Step 9. What Might Consumers Expect? (Expectation Alignment)

Why it matters

  • Surfaces unrealistic expectations (“cure,” “unlimited”).
  • Helps craft messaging that addresses hopes while grounding in reality.

Examples

  • Traditional: “cure for migraines,” “unlimited cloud storage.”
  • AI: “Is there actually a cure for migraines, or do treatments only manage symptoms?”

The Core Nuance: Problem-Driven vs. Solution-Driven

  • Problem-driven (solution unaware): “I don’t know what’s possible. I’m describing my pain.”
  • Solution-driven (solution aware): “I know there’s an answer. I’m framing my query with that in mind.”

👉 Problem-driven searchers want validation, education, and direction.
👉 Solution-driven searchers want options, comparisons, and proof.

From Keywords to Prompts: The Four-Block Structure

To make prompts systematic, use the Four-Block Model:

  1. Role & Context – “I am a CFO at a mid-sized manufacturing company…”
  2. Objective / Need – “…looking for accounts payable automation software to reduce invoice processing time…”
  3. Constraints / Preferences – “…with a focus on cost savings and integrations with QuickBooks…”
  4. Output Format – “…provide a comparison table of the top 5 options with pricing and features.”

Side-by-Side Example

Traditional KeywordRaw PromptStructured Prompt
“AP automation software”“What’s the best AP automation software for mid-sized companies?”“I am a CFO at a mid-sized manufacturing company looking for AP automation software to reduce invoice processing time, with a focus on cost savings and QuickBooks integration.
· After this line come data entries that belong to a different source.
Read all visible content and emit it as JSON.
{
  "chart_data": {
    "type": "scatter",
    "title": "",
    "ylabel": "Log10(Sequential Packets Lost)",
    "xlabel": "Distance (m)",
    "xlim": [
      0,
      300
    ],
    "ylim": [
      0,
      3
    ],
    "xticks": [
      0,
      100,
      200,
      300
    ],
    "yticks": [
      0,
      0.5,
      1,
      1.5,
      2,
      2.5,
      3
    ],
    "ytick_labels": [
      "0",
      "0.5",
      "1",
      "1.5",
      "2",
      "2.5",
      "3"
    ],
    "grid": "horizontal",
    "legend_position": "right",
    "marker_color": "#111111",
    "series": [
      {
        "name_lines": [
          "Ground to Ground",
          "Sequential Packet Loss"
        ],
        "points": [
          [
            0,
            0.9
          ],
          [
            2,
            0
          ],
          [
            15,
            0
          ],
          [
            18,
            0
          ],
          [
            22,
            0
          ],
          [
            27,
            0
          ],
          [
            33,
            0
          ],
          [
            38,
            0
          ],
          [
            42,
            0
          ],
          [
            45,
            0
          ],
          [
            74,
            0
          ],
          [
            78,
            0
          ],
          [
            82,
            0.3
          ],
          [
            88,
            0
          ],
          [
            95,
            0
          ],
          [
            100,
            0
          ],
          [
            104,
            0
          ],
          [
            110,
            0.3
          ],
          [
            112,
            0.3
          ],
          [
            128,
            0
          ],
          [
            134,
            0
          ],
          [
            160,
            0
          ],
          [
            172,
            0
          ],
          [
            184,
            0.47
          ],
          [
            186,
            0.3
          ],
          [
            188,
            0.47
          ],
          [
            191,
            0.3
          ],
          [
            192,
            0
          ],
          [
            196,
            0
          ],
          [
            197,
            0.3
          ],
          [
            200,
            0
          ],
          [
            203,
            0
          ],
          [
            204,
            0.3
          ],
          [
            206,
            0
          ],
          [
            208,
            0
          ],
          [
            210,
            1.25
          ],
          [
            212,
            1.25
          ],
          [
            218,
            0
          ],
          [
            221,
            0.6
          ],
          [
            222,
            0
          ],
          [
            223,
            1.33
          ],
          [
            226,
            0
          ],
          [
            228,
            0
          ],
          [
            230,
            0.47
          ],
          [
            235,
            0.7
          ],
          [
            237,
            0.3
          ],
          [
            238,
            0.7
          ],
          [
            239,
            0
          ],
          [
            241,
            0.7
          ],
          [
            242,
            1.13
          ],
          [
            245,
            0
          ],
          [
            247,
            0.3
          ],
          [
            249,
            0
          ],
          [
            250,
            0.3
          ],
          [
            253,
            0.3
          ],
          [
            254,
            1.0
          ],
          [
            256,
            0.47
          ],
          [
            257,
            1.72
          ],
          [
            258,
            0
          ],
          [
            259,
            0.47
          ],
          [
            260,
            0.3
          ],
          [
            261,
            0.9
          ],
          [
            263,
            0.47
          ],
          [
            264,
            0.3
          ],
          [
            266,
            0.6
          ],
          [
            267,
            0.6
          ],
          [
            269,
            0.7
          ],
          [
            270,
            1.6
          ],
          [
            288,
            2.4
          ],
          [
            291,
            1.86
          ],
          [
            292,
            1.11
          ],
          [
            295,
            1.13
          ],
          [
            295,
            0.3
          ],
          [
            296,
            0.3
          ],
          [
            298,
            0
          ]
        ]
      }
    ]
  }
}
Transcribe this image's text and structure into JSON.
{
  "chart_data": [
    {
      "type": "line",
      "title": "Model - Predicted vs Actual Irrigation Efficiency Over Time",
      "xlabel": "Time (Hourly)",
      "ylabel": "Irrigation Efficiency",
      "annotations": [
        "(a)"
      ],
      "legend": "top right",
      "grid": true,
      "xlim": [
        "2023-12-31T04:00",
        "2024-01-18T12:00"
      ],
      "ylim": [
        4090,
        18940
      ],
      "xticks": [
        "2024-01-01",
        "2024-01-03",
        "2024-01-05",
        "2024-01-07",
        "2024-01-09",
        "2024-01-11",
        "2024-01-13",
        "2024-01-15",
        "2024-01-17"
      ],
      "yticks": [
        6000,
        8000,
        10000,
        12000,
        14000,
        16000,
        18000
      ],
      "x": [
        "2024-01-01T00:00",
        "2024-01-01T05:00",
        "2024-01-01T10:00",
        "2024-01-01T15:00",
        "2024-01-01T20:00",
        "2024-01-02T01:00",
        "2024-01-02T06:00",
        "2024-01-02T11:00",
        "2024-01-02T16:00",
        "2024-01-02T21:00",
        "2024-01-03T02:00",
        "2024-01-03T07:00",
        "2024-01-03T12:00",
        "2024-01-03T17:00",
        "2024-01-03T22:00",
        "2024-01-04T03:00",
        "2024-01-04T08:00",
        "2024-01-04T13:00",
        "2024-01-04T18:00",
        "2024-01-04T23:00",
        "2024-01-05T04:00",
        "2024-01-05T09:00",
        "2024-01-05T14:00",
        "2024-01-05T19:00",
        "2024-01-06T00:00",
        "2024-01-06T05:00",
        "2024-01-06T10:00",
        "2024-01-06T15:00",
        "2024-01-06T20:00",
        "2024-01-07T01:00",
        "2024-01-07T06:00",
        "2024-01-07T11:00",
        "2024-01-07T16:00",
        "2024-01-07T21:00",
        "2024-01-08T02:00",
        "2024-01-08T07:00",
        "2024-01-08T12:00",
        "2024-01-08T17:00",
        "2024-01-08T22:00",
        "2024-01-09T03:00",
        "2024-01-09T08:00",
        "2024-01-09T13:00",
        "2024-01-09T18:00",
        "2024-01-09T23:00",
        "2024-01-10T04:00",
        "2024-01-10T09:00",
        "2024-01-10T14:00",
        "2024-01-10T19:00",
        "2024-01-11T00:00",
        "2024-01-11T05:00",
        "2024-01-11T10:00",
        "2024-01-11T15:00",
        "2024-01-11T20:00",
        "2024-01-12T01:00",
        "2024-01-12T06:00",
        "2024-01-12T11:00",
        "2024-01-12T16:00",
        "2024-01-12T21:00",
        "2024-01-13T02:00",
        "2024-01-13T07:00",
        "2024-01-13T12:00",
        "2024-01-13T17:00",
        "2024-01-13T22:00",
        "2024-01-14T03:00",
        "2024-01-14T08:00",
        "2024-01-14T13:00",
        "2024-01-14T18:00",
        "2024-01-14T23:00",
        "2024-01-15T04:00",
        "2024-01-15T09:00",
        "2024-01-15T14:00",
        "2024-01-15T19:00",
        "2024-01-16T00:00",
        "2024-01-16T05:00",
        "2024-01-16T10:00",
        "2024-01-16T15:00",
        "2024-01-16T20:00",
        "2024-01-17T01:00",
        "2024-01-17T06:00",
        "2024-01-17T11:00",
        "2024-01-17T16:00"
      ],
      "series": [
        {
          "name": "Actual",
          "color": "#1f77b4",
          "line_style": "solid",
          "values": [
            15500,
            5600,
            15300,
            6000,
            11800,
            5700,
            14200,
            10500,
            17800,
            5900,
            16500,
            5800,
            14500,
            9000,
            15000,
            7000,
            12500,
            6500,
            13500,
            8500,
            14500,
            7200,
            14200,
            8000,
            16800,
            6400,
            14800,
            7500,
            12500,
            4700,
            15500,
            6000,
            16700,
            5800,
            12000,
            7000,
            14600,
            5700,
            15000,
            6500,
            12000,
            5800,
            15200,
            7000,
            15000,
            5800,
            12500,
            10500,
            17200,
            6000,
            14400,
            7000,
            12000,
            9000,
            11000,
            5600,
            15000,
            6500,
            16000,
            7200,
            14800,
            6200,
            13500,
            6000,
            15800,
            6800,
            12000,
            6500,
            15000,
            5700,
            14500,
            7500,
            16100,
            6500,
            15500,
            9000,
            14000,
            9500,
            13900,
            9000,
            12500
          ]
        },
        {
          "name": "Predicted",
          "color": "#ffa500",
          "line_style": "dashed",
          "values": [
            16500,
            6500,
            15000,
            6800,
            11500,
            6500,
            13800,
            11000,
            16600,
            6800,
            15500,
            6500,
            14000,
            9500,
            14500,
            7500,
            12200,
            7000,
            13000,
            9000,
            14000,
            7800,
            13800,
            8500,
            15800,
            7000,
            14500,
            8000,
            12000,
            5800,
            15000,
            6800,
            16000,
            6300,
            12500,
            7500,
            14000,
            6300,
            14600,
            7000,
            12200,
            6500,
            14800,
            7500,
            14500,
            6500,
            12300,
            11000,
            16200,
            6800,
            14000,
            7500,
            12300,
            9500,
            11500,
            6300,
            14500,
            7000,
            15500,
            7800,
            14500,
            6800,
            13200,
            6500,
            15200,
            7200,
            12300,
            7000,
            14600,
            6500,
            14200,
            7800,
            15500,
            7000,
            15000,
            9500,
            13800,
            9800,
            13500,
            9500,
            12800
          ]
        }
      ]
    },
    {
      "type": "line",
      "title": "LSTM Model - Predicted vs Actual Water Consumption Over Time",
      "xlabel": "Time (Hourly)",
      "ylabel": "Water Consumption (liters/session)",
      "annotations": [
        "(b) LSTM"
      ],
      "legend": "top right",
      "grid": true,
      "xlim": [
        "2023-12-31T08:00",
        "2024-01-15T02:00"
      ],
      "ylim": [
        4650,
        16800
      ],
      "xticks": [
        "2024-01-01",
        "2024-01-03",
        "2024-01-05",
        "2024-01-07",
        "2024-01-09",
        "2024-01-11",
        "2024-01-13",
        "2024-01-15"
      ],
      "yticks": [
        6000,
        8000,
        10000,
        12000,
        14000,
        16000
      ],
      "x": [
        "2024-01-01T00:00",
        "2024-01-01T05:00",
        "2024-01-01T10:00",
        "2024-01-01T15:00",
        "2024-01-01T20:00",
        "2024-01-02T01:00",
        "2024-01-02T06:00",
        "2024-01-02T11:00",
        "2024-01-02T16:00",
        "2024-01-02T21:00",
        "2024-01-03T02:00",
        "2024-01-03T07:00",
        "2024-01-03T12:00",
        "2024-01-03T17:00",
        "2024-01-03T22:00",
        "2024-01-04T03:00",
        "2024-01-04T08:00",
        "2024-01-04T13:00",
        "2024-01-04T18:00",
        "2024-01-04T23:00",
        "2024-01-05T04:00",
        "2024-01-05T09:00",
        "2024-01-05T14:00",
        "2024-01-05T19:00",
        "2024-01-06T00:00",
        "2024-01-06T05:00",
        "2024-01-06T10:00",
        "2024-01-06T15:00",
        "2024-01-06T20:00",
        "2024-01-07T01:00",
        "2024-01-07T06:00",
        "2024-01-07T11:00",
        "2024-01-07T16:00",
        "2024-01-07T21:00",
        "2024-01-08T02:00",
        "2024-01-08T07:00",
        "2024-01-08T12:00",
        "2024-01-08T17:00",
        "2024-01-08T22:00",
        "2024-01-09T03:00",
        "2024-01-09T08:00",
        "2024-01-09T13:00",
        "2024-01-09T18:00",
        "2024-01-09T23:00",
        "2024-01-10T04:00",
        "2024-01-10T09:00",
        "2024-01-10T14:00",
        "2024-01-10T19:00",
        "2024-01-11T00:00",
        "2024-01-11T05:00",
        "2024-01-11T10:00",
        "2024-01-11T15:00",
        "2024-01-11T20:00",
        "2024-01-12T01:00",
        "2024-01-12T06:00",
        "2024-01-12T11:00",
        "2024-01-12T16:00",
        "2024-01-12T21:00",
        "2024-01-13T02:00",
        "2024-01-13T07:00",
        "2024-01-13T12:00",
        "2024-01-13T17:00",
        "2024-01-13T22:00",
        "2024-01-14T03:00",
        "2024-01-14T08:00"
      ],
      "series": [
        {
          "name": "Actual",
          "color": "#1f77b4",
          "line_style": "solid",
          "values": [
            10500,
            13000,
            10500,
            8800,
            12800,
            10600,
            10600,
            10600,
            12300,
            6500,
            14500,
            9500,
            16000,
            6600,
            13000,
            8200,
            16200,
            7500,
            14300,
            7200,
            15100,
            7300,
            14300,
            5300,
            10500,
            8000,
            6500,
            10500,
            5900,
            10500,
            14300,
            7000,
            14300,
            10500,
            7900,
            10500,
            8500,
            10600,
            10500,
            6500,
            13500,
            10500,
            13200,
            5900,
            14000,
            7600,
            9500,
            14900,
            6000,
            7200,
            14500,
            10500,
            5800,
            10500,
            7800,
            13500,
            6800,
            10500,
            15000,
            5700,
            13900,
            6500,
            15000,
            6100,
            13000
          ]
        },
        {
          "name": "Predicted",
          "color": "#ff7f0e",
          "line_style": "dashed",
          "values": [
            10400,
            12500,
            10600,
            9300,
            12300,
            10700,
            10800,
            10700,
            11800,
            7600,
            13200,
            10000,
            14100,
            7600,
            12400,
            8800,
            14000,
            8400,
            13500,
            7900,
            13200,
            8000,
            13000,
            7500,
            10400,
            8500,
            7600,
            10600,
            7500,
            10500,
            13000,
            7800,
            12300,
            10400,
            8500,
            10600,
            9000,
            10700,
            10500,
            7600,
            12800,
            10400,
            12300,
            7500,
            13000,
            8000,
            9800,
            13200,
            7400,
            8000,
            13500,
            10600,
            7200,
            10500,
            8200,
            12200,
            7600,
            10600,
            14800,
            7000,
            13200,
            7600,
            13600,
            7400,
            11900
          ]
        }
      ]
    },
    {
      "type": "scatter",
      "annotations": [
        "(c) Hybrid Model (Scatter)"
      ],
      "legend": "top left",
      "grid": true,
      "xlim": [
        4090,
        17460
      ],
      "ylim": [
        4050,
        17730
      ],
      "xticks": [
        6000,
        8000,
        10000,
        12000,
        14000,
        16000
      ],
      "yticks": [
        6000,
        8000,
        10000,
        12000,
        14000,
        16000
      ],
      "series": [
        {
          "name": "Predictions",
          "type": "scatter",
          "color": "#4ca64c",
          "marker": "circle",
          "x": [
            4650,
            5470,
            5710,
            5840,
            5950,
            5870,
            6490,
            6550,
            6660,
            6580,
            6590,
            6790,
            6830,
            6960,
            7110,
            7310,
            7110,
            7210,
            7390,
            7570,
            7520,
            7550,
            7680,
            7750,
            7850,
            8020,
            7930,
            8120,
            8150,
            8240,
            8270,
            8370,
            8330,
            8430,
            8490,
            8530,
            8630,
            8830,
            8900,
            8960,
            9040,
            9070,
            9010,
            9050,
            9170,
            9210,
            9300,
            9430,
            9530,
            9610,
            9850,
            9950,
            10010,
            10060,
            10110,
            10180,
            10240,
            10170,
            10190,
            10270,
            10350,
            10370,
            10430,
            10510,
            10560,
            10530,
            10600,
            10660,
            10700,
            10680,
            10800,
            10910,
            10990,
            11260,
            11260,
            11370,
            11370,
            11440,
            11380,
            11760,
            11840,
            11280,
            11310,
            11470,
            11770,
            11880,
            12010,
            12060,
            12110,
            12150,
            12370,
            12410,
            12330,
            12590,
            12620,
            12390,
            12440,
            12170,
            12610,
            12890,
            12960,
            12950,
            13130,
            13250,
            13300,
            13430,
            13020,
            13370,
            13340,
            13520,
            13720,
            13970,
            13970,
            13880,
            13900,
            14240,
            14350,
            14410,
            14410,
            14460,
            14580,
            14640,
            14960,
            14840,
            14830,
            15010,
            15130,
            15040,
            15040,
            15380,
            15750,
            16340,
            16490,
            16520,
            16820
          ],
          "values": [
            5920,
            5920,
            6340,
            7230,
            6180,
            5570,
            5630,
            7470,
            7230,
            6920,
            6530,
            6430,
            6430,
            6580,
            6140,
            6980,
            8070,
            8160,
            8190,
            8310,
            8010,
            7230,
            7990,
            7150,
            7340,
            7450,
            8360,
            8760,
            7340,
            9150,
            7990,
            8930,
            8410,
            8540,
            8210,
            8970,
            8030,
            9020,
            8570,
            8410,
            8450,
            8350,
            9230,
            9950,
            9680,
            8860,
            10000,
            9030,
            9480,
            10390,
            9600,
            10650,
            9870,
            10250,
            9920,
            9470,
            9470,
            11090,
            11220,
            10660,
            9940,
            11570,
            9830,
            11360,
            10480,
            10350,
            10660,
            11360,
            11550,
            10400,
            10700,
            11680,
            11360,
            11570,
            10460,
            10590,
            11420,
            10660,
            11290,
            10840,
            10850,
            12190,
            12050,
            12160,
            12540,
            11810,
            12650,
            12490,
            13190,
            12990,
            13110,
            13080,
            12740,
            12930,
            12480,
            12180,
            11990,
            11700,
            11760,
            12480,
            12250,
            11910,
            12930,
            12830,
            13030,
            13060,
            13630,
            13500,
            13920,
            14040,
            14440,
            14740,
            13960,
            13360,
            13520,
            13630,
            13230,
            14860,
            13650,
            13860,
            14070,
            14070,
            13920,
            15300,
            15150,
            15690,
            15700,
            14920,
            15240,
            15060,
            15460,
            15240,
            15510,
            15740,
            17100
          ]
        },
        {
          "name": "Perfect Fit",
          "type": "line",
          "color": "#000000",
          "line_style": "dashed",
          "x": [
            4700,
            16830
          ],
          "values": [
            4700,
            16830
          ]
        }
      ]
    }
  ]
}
Provide a comparison table of the top 5 options with pricing and features.”

Final Thought

Tools are helpful — they scale what you know. But if you skip Step 1: What do you do?, everything else is misaligned.

Old school or “ancient school,” the basics haven’t changed:

  • Start with what you do.
  • Start with the problems you solve.
  • Start with how people describe those problems.

Whether in Google or AI search, clarity beats lists every time.